Chapter 7: Acceptance
Accepting her enormous (and hideously abrupt) absence from our lives is, for me, the first stage in learning to live with this brave new world that I don’t like very much.
Not everything that is faced can be changed; but nothing can be changed until it is faced.
Four acceptance challenges
Acceptance is the first Gateway we may encounter on our healing journey. As we face it, we may feel shocked, raw, tender, and easily provoked. And, while there is always a gentleness to Acceptance, we also face confronting challenges in this new territory. Guided by the lessons of the Acceptance Gateway, I am challenged to do four things:
- HARSH REALITY: Accept the harsh new reality of my life (and the losses that had occurred);
- POSITIVE ASPECTS OF MY OLD LIFE: Accept the positive aspects of the life I had with Karl;
- POSITIVE ASPECTS OF MY NEW LIFE: Accept and appreciate the positive aspects of the new life I was now living; and
- GETTING HELP: Invite, welcome and accept appropriate personal and professional help.

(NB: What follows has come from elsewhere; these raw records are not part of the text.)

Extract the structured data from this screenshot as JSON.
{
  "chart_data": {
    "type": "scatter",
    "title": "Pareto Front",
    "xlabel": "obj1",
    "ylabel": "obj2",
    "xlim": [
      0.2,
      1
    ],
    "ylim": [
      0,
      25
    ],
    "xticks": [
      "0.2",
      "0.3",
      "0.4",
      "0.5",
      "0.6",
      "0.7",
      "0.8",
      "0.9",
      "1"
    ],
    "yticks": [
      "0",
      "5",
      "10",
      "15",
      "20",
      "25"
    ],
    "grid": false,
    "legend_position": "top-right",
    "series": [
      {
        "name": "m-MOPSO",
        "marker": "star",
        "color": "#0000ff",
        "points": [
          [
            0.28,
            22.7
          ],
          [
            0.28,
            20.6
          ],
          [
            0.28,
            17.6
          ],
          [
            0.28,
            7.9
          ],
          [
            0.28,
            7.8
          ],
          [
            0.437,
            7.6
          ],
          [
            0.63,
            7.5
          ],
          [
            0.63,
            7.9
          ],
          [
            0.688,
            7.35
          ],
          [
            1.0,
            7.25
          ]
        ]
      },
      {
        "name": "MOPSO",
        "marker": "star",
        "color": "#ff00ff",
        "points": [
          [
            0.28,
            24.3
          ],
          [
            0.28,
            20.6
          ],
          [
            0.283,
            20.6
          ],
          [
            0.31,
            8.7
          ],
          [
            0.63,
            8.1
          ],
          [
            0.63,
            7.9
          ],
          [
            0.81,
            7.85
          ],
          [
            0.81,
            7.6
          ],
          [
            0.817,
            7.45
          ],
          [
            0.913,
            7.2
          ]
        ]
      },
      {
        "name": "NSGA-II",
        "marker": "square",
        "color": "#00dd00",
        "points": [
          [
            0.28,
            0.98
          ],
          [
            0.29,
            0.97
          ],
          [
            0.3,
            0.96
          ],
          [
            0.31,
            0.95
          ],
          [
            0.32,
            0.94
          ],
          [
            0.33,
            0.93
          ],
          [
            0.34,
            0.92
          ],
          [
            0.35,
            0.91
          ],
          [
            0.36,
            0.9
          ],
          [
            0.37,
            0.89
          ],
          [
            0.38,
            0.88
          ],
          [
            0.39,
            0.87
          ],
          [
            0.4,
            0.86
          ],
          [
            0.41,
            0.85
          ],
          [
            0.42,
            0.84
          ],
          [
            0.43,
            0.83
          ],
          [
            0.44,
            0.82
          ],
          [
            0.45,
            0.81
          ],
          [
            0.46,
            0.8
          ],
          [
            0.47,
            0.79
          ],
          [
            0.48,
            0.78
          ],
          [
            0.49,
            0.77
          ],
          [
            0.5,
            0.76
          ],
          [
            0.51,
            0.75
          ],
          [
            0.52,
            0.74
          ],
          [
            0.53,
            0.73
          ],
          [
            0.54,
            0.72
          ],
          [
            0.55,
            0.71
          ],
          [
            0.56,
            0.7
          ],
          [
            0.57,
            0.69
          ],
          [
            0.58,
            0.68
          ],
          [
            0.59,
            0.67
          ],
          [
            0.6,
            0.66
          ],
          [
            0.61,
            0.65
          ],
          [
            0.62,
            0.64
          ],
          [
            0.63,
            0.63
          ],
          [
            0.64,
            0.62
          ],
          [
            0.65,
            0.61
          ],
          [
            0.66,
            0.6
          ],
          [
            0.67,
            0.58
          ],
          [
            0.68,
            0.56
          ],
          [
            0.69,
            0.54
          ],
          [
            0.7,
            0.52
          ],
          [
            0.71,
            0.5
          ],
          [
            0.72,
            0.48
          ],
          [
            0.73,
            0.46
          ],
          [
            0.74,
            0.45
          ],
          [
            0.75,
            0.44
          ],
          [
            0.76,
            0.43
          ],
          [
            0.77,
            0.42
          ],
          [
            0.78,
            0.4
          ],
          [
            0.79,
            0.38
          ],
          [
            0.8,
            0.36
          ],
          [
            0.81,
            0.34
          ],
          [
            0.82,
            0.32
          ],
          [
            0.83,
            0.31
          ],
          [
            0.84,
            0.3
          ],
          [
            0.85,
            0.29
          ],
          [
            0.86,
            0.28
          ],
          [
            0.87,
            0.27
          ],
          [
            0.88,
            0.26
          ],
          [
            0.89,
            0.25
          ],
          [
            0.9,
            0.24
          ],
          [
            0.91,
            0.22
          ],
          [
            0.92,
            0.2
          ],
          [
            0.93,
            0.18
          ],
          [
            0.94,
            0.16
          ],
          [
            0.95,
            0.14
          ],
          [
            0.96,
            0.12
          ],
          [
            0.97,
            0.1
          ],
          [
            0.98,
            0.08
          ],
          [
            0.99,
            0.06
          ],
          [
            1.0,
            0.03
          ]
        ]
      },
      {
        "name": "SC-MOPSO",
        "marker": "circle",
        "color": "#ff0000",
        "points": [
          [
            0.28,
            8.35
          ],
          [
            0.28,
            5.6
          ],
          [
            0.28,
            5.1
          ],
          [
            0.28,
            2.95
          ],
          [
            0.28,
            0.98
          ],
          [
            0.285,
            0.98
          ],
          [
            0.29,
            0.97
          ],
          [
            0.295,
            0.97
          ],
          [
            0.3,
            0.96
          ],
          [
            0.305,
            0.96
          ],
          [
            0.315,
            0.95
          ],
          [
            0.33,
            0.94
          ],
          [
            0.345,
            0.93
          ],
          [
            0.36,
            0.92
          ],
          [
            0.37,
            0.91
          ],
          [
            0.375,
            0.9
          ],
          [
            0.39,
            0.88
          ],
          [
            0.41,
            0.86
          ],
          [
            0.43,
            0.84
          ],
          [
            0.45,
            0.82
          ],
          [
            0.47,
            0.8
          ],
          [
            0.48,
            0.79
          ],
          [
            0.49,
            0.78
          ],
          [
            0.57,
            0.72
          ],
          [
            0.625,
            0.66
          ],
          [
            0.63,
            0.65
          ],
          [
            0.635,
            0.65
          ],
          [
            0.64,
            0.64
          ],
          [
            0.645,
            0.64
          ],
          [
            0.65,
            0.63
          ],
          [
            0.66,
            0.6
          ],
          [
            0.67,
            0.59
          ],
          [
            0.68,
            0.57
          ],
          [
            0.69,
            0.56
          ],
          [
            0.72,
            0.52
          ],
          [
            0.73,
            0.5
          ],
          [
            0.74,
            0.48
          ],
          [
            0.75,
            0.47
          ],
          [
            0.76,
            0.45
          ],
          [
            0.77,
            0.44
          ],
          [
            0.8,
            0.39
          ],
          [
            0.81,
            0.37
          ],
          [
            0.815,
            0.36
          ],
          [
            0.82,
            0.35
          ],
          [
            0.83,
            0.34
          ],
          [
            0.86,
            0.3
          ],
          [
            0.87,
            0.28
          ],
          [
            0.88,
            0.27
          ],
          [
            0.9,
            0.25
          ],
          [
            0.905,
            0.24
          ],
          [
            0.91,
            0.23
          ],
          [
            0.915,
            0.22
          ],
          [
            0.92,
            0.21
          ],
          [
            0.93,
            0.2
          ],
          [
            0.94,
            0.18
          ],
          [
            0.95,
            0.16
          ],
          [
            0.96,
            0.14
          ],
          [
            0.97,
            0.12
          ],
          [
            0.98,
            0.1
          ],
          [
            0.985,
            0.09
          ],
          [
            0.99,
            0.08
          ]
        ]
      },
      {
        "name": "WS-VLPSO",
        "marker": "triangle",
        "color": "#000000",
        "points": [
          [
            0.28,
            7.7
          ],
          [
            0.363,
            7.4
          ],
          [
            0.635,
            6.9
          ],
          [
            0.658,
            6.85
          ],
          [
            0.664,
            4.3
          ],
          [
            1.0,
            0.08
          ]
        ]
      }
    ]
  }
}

In this chapter, my conversations with Karl highlight the role he played in offering (and to some extent accepting) help in the form of comfort, compassion, understanding, and guidance.
The harsh new reality
Acceptance that our loss has occurred is one of the essential tasks of mourning. It’s about breaking open and breaking down all the dimensions of our brokenness — in all its messiness and beauty. In any tragic situation, especially when a soulmate dies suddenly, part of our necessary adjustment and healing is accepting our harsh new reality. Some might call this accepting our dashed expectations. What makes this work complicated is that, early in our grieving process, we probably cannot imagine the dimensions of our new reality.
However, as Marianne Williamson advises in Everyday Grace, “no situation can be transformed until it is accepted as it is.”
There is no place for denial in the bright light of the Acceptance Gateway.
Following Karl’s sudden death, I have, albeit slowly and reluctantly, to accept that my life as I knew it has ended. Everything that I have identified with and was attached to has disappeared. My identity is forever changed. What I don’t realize initially is how much I have lost: my lover, my soulmate, my partner, chef, driver, editor, research assistant, co-dreamer, co-activist, gardener, mechanic, welder, bookkeeper, grocery shopper…
And I have no idea what else I am about to lose. I also lose (although not forever) my cognitive abilities, my memory, my competence as a planner, as an author, a speaker, a workshop facilitator, a businesswoman, and a senior member of my professional community. In a nutshell: pretty much everything.